The Midlands is the largest regional economy outside London (with a 20% share of England’s exports) and is one of the best performing regions for attracting private sector investment in research. But it also faces challenges: around 25% of the Midlands is in the top 20% of most deprived areas in England. Yet historic under investment means that just 14.5% of UKRI spending is in the Midlands. Income secured from Research Councils is just 9%. And of course, this funding is concentrated in narrow areas and on few beneficiaries.
Additional funding pots and tinkering with weightings will only go so far and are unlikely to be enough to turn this tanker around. Structural and mindset change (and probably huge scale government intervention) is required to give any chance of aligning the hopes of “levelling up” with the incentives needed to achieve it.
Moreover, to improve commercial outcomes of university research – a keen hope of government – it is essential to better incentivise and support collaboration with industry through structured funding at scale to bridge the “valley of death” between technology readiness of university research and industry readiness expectations for industrialisation.

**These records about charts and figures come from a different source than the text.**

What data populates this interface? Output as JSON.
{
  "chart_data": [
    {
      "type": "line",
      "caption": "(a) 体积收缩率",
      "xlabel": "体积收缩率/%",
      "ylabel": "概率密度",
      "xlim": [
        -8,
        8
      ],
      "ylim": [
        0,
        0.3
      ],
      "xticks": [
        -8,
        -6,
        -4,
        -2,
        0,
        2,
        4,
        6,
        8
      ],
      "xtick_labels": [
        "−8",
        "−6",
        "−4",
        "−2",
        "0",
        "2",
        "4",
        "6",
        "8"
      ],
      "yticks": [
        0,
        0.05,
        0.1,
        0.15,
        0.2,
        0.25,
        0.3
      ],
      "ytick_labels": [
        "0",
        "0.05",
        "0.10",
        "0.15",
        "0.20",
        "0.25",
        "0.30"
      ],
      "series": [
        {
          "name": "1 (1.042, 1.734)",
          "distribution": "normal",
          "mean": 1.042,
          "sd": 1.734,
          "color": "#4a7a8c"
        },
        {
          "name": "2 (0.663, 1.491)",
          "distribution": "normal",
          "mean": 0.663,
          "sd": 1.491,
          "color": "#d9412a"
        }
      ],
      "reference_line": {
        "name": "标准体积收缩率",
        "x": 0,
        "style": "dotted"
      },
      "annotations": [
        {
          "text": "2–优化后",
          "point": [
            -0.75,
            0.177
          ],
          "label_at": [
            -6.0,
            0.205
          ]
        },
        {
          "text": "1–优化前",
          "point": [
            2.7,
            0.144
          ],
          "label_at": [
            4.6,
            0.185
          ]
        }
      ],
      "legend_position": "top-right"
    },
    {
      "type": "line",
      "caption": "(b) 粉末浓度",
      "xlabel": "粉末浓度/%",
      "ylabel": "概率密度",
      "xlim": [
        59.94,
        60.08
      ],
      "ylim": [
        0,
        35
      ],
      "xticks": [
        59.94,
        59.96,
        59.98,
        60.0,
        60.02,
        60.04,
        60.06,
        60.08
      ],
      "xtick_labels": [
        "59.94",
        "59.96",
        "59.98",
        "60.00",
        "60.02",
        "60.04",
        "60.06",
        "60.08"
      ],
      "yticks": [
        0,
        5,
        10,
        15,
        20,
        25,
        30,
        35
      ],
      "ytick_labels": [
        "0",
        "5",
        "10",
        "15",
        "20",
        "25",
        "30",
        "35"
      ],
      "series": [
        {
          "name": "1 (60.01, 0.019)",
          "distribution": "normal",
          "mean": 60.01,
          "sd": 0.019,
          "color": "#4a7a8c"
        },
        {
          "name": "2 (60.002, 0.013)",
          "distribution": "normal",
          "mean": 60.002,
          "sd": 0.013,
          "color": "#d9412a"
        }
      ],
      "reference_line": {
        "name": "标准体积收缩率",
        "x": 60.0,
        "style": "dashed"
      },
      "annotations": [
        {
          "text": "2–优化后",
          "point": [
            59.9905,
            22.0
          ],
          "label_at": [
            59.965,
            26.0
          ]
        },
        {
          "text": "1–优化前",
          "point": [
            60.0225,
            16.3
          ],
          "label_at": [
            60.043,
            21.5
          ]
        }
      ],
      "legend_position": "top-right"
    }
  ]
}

Government, in response to the independent review of spin-out companies, is to create a new £20 million pot to improve funding for proof-of-concept research. This is a step in the right direction. Innovative businesses, particularly high potential SMEs, together with universities in the Midlands and elsewhere, are desperate for further financial incentives to collaborate and drive innovation at scale for the benefit of all.
Where do we go from here?
It should be possible to realign the incentives in the system with the hopes of policymakers and in the best interests of our economy and society. We are starting to see this happen elsewhere. For example, on the teaching side, Australia and Finland have recently implemented performance-based funding models that reward universities on graduate employment outcomes, student experience and success, and equity group participation. In 2020 the Australian Government introduced the Job-Ready Graduates Package, which aims to produce more graduates in areas of expected employment growth. The package adjusts the government subsidies and student contributions for certain fields of study and aims to make courses in areas with strong job prospects more attractive for students. The incentives are aligned with socio-economic priorities and industry growth strategies.
In contrast, England’s system is combative, leaning heavily on punitive measures for regulatory breaches, with very few positive incentives. Instead, we should target rewards towards universities that excel in areas such as graduate employment outcomes and delivering ‘added value’. And financial incentives should align with teaching and studying subjects, both STEM and Arts, which are crucial to our future economy and society.
Additionally, government action needs to match the rhetoric on levelling up, particularly when it comes to public research funding, and strengthening incentives for businesses to collaborate with universities to drive innovative research. The latter has been successfully addressed by mature innovation economies in the US, South Korea, Germany, Switzerland, and now Australia. We should learn from them.
As we approach a general election, a positive rethink of the system would truly represent a move away from ‘sticking plaster politics’ towards ‘long-term decisions for a brighter future’ – to coin a couple of phrases. My advice for those compiling manifestos would be: let’s shift from an approach mired in regulation and which tinkers at the side-lines, to one that truly incentivises and rewards the outcomes we want to achieve.